Vanilla neural networks with ReLU activation and biases are not homogeneous, but without biases they are homogeneous.
Results about homogeneous nets
Next, let’s take a look at some of results that have been shown to hold for homogeneous neural networks.
Sphere-projected training
An implication of homogeneity is that you can train by projecting onto a parameter-space sphere after each optimisation step because the projection doesn’t change the direction of the parameter vector (which is what determines which function is implemented, up to scale). Another way to think about this is that homogeneity means that only the tangential direction of the training trajectory matters and not the radial component. The picture below shows what I mean by radial and tangential:
Margin-maximisation
There are results about the growth of the margin when homogeneous neural networks are trained on classification tasks (see these papers). Margin, loosely speaking, is about how decisively the neural network predicts the correct class. I’ve written more about margin-maximisation, and how it might relate to good generalisation.
Dataset reconstruction
Haim et al. (2022) show how to reconstruct some of the training examples from the weights of a homogeneous neural network trained to classify images:
The core insight that enables their reconstruction is that we know that the final trained parameter values will approximately be a maximum-margin direction for the dataset. So we can optimise a randomly-initialised candidate dataset until it satisfies this condition with respect to the parameters.
The puzzle
All of the results outlined in the previous sections have been empirically observed to continue holding even when the architecture is changed to include biases! As far as I can tell, there is no great account of why this might be the case.
The plot below shows sphere-project gradient descent working equally well for homogeneous and non-homogeneous networks:

Margins are empirically observed to grow during training even when there are biases:

And reconstruction of training data is possible with biases too!

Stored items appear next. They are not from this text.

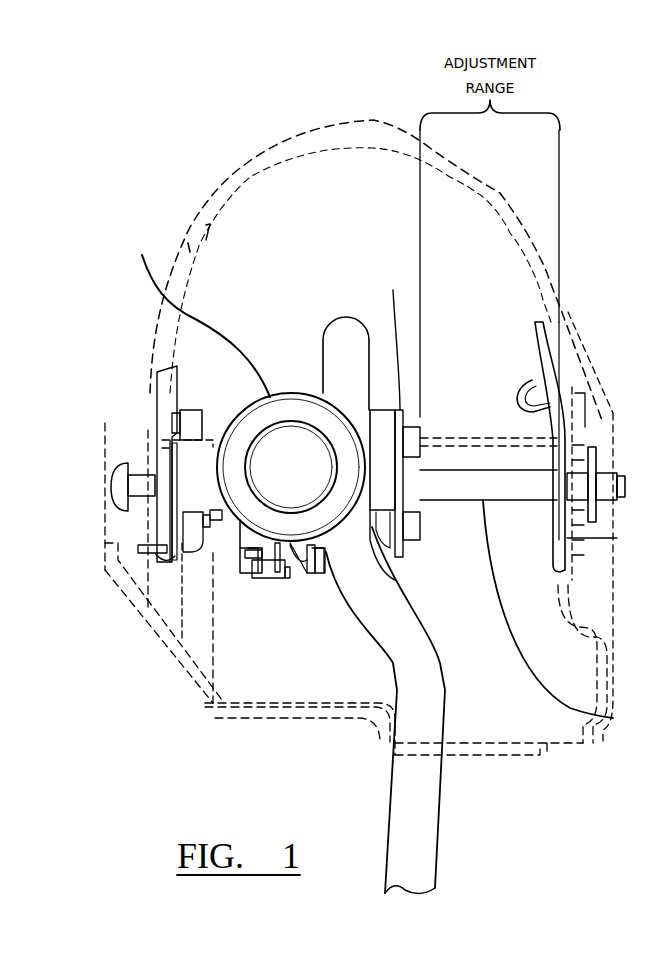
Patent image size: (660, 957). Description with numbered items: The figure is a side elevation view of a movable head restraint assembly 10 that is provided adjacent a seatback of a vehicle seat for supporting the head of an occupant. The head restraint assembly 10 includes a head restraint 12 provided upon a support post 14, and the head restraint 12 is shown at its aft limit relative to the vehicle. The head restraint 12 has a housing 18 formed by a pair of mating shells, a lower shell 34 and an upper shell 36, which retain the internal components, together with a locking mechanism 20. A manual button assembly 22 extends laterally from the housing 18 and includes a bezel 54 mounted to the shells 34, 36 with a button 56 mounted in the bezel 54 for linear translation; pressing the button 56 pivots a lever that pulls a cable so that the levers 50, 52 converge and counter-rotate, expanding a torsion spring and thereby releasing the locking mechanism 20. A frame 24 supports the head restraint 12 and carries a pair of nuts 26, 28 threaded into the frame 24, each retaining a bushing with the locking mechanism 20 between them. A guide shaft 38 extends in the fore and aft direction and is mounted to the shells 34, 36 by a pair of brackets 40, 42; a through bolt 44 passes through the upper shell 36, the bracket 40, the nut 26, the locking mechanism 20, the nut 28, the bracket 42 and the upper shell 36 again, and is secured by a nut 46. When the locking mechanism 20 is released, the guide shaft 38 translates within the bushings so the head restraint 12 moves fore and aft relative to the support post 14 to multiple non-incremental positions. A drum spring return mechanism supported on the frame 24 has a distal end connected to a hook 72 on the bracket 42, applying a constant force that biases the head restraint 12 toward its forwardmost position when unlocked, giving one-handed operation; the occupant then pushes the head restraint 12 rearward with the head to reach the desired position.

The head restraint assembly 10 is at (132, 106).
The head restraint 12 is at (192, 228).
The support post 14 is at (438, 803).
The housing 18 is at (325, 129).
The locking mechanism 20 is at (292, 588).
The button assembly 22 is at (235, 518).
The frame 24 is at (382, 407).
The nut 26 is at (173, 433).
The nut 28 is at (382, 407).
The lower shell 34 is at (295, 720).
The upper shell 36 is at (248, 163).
The guide shaft 38 is at (561, 618).
The bracket 40 is at (172, 425).
The bracket 42 is at (560, 560).
The through bolt 44 is at (113, 490).
The nut 46 is at (605, 473).
The lever 50 is at (268, 577).
The lever 52 is at (320, 580).
The bezel 54 is at (199, 310).
The button 56 is at (306, 484).
The hook 72 is at (517, 400).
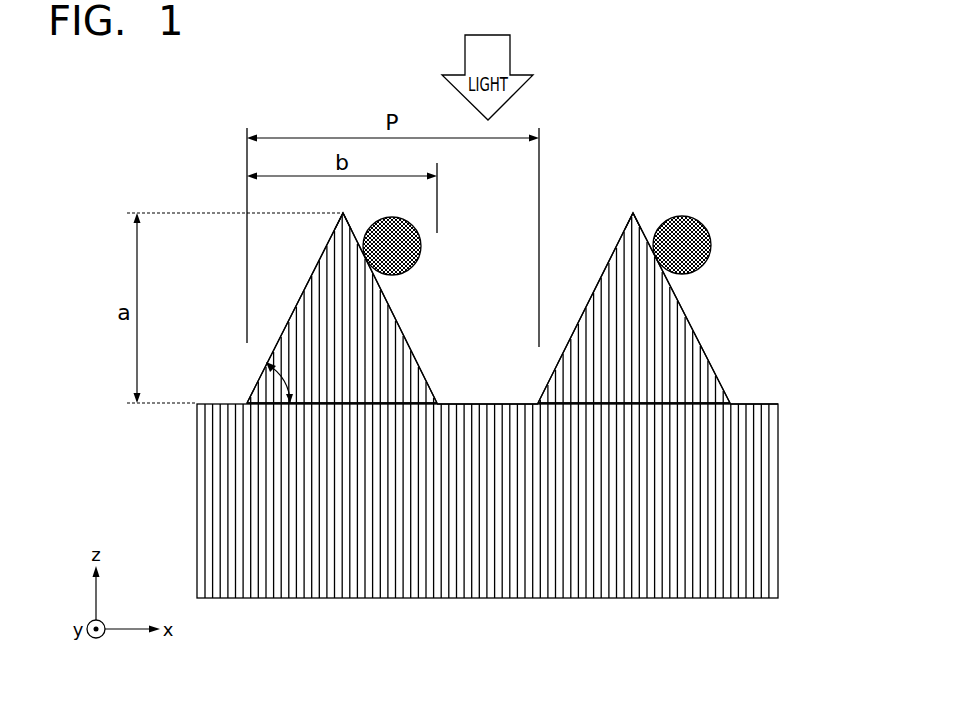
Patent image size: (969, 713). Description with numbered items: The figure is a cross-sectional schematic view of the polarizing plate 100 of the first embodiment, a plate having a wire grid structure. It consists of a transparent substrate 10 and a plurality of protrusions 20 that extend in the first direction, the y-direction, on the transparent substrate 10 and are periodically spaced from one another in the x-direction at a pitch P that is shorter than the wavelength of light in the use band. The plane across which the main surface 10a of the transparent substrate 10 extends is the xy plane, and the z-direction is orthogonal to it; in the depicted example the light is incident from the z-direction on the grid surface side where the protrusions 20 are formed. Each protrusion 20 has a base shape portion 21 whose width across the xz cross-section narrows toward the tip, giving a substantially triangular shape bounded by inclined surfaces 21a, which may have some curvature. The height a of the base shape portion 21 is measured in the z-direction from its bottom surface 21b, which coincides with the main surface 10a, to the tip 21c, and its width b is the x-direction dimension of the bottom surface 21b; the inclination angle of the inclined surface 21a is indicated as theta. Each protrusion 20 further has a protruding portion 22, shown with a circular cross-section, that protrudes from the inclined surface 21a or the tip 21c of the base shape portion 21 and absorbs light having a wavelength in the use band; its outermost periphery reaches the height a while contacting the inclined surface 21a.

The polarizing plate 100 is at (693, 114).
The transparent substrate 10 is at (752, 493).
The main surface 10a is at (753, 404).
The protrusion 20 is at (480, 217).
The base shape portion 21 is at (378, 337).
The inclined surface 21a is at (273, 352).
The bottom surface 21b is at (345, 408).
The tip 21c is at (633, 212).
The protruding portion 22 is at (421, 245).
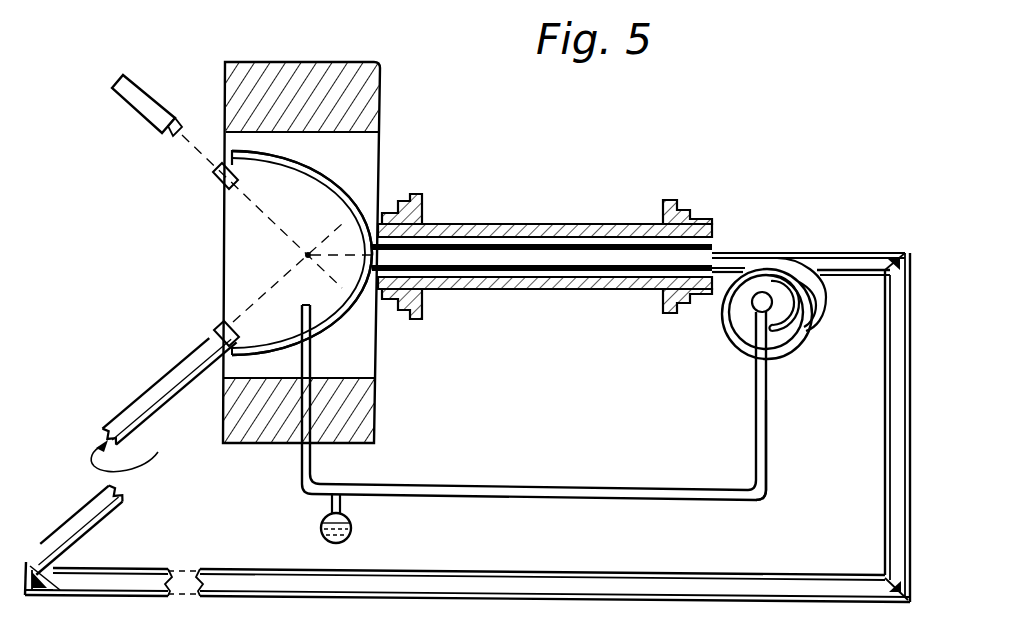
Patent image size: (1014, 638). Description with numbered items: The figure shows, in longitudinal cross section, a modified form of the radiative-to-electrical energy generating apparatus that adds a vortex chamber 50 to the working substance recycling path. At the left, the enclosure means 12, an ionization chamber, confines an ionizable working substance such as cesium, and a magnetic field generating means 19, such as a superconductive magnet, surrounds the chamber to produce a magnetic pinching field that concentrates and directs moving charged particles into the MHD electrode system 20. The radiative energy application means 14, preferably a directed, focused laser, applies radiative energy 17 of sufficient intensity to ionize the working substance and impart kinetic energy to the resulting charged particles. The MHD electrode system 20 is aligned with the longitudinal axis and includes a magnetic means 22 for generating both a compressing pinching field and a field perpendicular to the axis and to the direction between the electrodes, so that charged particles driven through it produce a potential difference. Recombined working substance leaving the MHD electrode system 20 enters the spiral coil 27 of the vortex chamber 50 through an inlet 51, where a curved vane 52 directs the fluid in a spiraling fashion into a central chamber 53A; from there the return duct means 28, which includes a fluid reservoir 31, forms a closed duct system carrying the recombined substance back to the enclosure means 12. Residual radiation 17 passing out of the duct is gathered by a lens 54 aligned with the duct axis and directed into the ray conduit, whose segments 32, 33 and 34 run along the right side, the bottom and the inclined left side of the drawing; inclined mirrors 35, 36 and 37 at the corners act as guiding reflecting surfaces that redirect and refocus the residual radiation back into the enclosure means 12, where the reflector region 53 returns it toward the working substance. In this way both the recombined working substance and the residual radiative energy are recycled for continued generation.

When there are biases, it’s unclear why any of these results continue holding. Yet we can still train pretty well even when we throw away all of the information about the scale of the weights by projecting onto a sphere! So what’s going on here?
A solution?
Well, a key observation is that this sphere-projected gradient descent doesn’t work in the case when you set the radius of the sphere too small. What I think is going on here is that when you scale up the weights linearly, the scale of the activations in later layers scales up superlinearly. So the biases are small compared to the activations and the network is approximately homogeneous. I’m not super satisfied with this though.
I test this, and the explanation seems at least partially correct! Above a certain scale, increasing the magnitude of the network’s parameters maintains performance.

But does enough norm growth occur during training to make the results about the behaviour of homogeneous neural networks relevant? This paper’s results suggests that the answer might be yes!
An aside: weight decay
Weight decay adds a term to loss functions that encourages the norm of the weights to be small. Why might this be beneficial?
Weight decay provides another minor piece of evidence that the behaviour of homogeneous neural network training might be similar to the non-homogeneous case. Homogeneous neural networks give a nice intuition about why weight decay might improve generalisation - they make the gradients point more in the tangential direction (as the radial direction is the direction that grows the weights’ norms, and weight decay penalises growing norm). So this means that the loss’s reduction is due to a meaningful change in network behaviour and not just growing the output to achieve lower loss and thus “locking in” current behaviour.
But weight decay works well for non-homogeneous networks too! To me, this suggests that a similar dynamic might be occurring, with radial growth of weights being associated to loss reduction due to increasing scale rather than loss reduction due to changed behaviour. Which in turn would suggest that there are similarities in the parameterisation geometry between homogeneous neural networks and ones, where changing along the radial direction keeps behaviour similar. This is isn’t super strong evidence of course; maybe weight decay has other benefits apart from pushing update directions into the tangential direction. And maybe this won’t apply to more sophisticated attention-based architectures where norm growth is useful for other reasons (such as increasing sparsity).